The bouquet was from my older sister, Carrie. I still keep the card. Carrie’s words (and thoughtfulness) have made me smile over a period of years rather than days.

As I reflect on past Valentine’s Days, I realize how much women crave reassurance that they are loved.  This contributes to the fact that stores selling flowers, cards and chocolates make such a bundle this time of year. However, I also realize that, at least in my situation, the gesture does not have to be romantic. I just needed to be reminded that I was loved by my dad and mom, my sister, and others around me.
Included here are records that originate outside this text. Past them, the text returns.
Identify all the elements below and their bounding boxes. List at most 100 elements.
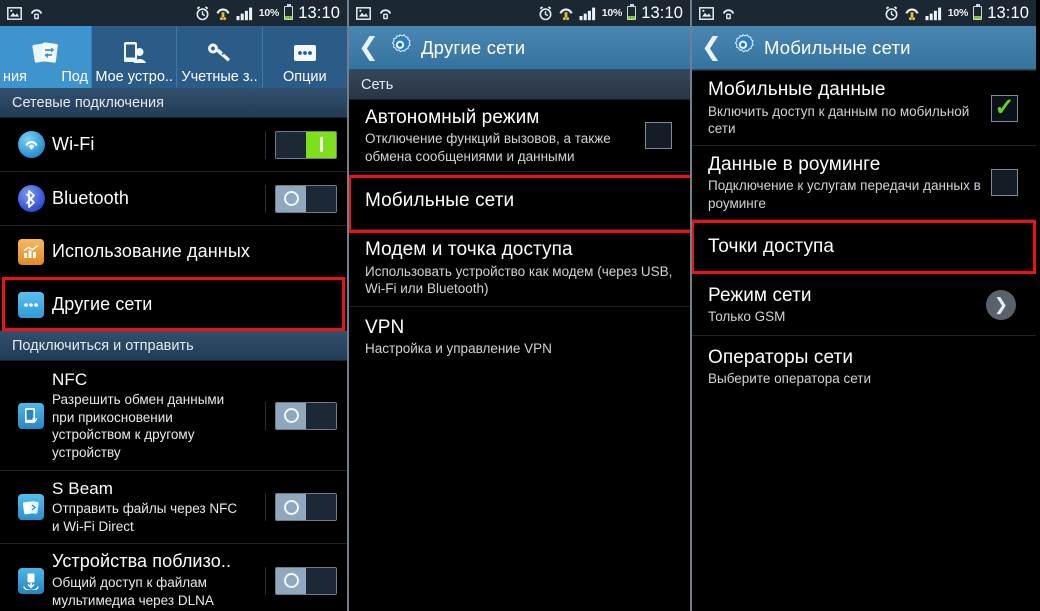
list-item-data-roaming[interactable]: Данные в роуминге Подключение к услугам … (692, 146, 1036, 220)
s-beam-toggle[interactable] (275, 493, 337, 521)
tab-accounts[interactable]: Учетные з.. (177, 26, 263, 88)
s-beam-icon (10, 494, 52, 520)
list-item-access-points[interactable]: Точки доступа (692, 220, 1036, 274)
divider (265, 130, 266, 159)
wifi-direct-icon (30, 9, 43, 20)
divider (265, 401, 266, 430)
list-item-title: Точки доступа (708, 235, 835, 257)
list-item-text: Точки доступа (702, 228, 1026, 265)
status-bar-left-icons (7, 6, 44, 20)
image-icon (356, 6, 371, 20)
battery-icon (973, 3, 983, 20)
cellular-signal-icon (236, 7, 252, 20)
list-item-airplane-mode[interactable]: Автономный режим Отключение функций вызо… (349, 100, 690, 172)
list-item-network-operators[interactable]: Операторы сети Выберите оператора сети (692, 336, 1036, 398)
battery-percent-label: 10% (601, 7, 623, 19)
list-item-tethering-hotspot[interactable]: Модем и точка доступа Использовать устро… (349, 230, 690, 307)
clock-label: 13:10 (641, 3, 683, 22)
list-item-title: Мобильные сети (365, 189, 515, 211)
list-item-mobile-data[interactable]: Мобильные данные Включить доступ к данны… (692, 70, 1036, 146)
list-item-title: Данные в роуминге (708, 153, 881, 175)
section-header-network: Сеть (349, 70, 690, 100)
tab-accounts-label: Учетные з.. (181, 69, 258, 85)
list-item-title: Модем и точка доступа (365, 239, 573, 261)
mobile-data-checkbox-wrap: ✓ (983, 94, 1026, 122)
wifi-direct-icon (379, 9, 392, 20)
my-device-icon (120, 38, 148, 68)
back-chevron-icon[interactable]: ❮ (701, 35, 722, 60)
wifi-signal-icon (905, 7, 919, 20)
airplane-mode-checkbox[interactable] (645, 122, 672, 149)
mobile-networks-screen: 10% 13:10 ❮ Мобильные сети Мобильные дан… (692, 0, 1036, 611)
status-bar: 10% 13:10 (692, 0, 1036, 26)
back-chevron-icon[interactable]: ❮ (358, 35, 379, 60)
screen-title: Мобильные сети (763, 36, 911, 58)
s-beam-toggle-wrap (257, 493, 337, 521)
battery-percent-label: 10% (947, 7, 969, 19)
list-item-network-mode[interactable]: Режим сети Только GSM ❯ (692, 274, 1036, 336)
battery-percent-label: 10% (258, 7, 280, 19)
mobile-data-checkbox[interactable]: ✓ (991, 94, 1018, 122)
three-screenshot-comparison: 10% 13:10 ния Под Мое устро.. Учетные з.… (0, 0, 1040, 611)
list-item-text: VPN Настройка и управление VPN (359, 309, 680, 365)
list-item-s-beam[interactable]: S Beam Отправить файлы через NFC и Wi-Fi… (0, 471, 347, 544)
clock-label: 13:10 (987, 3, 1029, 22)
cellular-signal-icon (579, 7, 595, 20)
wifi-toggle[interactable] (275, 130, 337, 159)
battery-icon (284, 3, 294, 20)
list-item-subtitle: Подключение к услугам передачи данных в … (708, 178, 981, 211)
list-item-text: S Beam Отправить файлы через NFC и Wi-Fi… (52, 472, 257, 543)
bluetooth-toggle[interactable] (275, 184, 337, 213)
clock-label: 13:10 (298, 3, 340, 22)
alarm-icon (885, 5, 898, 20)
list-item-text: Bluetooth (52, 181, 257, 217)
list-item-nearby-devices[interactable]: Устройства поблизо.. Общий доступ к файл… (0, 544, 347, 611)
list-item-vpn[interactable]: VPN Настройка и управление VPN (349, 307, 690, 367)
list-item-data-usage[interactable]: Использование данных (0, 226, 347, 279)
connections-icon (31, 38, 60, 68)
tab-options-label: Опции (283, 69, 327, 85)
action-bar: ❮ Другие сети (349, 26, 690, 70)
list-item-mobile-networks[interactable]: Мобильные сети (349, 172, 690, 230)
list-item-wifi[interactable]: Wi-Fi (0, 118, 347, 172)
list-item-bluetooth[interactable]: Bluetooth (0, 172, 347, 226)
wifi-signal-icon (559, 7, 573, 20)
list-item-subtitle: Настройка и управление VPN (365, 341, 552, 357)
nearby-devices-toggle[interactable] (275, 566, 337, 595)
image-icon (699, 6, 714, 20)
list-item-subtitle: Разрешить обмен данными при прикосновени… (52, 392, 225, 460)
network-mode-chevron-wrap: ❯ (978, 289, 1026, 320)
wifi-icon (10, 131, 52, 158)
divider (265, 184, 266, 213)
data-roaming-checkbox[interactable] (991, 169, 1018, 196)
bluetooth-toggle-wrap (257, 184, 337, 213)
image-icon (7, 6, 22, 20)
data-roaming-checkbox-wrap (983, 169, 1026, 196)
status-bar-left-icons (356, 6, 393, 20)
list-item-text: Данные в роуминге Подключение к услугам … (702, 146, 983, 219)
screen-title: Другие сети (420, 36, 526, 58)
section-header-label: Подключиться и отправить (12, 337, 194, 354)
status-bar: 10% 13:10 (349, 0, 690, 26)
tab-connections-label: ния Под (3, 69, 88, 85)
list-item-title: Устройства поблизо.. (52, 551, 232, 572)
action-bar: ❮ Мобильные сети (692, 26, 1036, 70)
more-options-icon (291, 38, 319, 68)
list-item-title: NFC (52, 369, 88, 389)
list-item-title: Мобильные данные (708, 79, 886, 101)
status-bar: 10% 13:10 (0, 0, 347, 26)
chevron-right-icon[interactable]: ❯ (986, 289, 1016, 320)
tab-connections[interactable]: ния Под (0, 26, 92, 88)
settings-gear-icon (731, 33, 755, 62)
tab-my-device[interactable]: Мое устро.. (92, 26, 178, 88)
list-item-other-networks[interactable]: Другие сети (0, 279, 347, 331)
wifi-direct-icon (722, 9, 735, 20)
alarm-icon (539, 5, 552, 20)
tab-options[interactable]: Опции (262, 26, 347, 88)
section-header-connect-and-send: Подключиться и отправить (0, 331, 347, 361)
list-item-nfc[interactable]: NFC Разрешить обмен данными при прикосно… (0, 361, 347, 471)
nfc-toggle[interactable] (275, 401, 337, 430)
list-item-title: VPN (365, 317, 405, 339)
list-item-subtitle: Отправить файлы через NFC и Wi-Fi Direct (52, 501, 238, 534)
list-item-title: Другие сети (52, 293, 153, 314)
Rather than spending a lonely Valentine’s Day watching chick flicks (bad idea!) or posting negative comments on Facebook—find a way to make it memorable. Whether or not you are in a relationship this year, take the time to remind someone you care. Here are some ideas:

  • Invite your roommate out to dinner
  • Show up on a friend’s doorstep with flowers
  • Make dinner for your brother who usually depends on the microwave for meals
  • Surprise your parents with an evening at home with them
  • Call a grandparent
  • Have a night just for the girls or guys
  • Send a handwritten note or card to someone far away

Although flowers will die and chocolate will disappear, the thought that you put into making someone else’s day will not. This year I will send flowers to a dear, single friend of mine just to remind her that she is loved. I think I’ll send them before February 14 so she is sure to start Valentine’s Day out with a smile. Perhaps she will be smiling long after the Valentine’s Day sales are over.


Amy VanSlocum grew up in rural Alaska 100 miles from the nearest stop light, McDonald's and movie theater. She has lived in Michigan, Montana, New York and has finally settled in northern Colorado. She graduated from Calvin College in 2008 with a degree in elementary education and earned her graduate degree in library science. Amy and her husband, Justin, embarked on their latest adventure, parenthood, in the summer of 2014. In their spare time, the VanSlocum family heads to the mountains to hike or ski.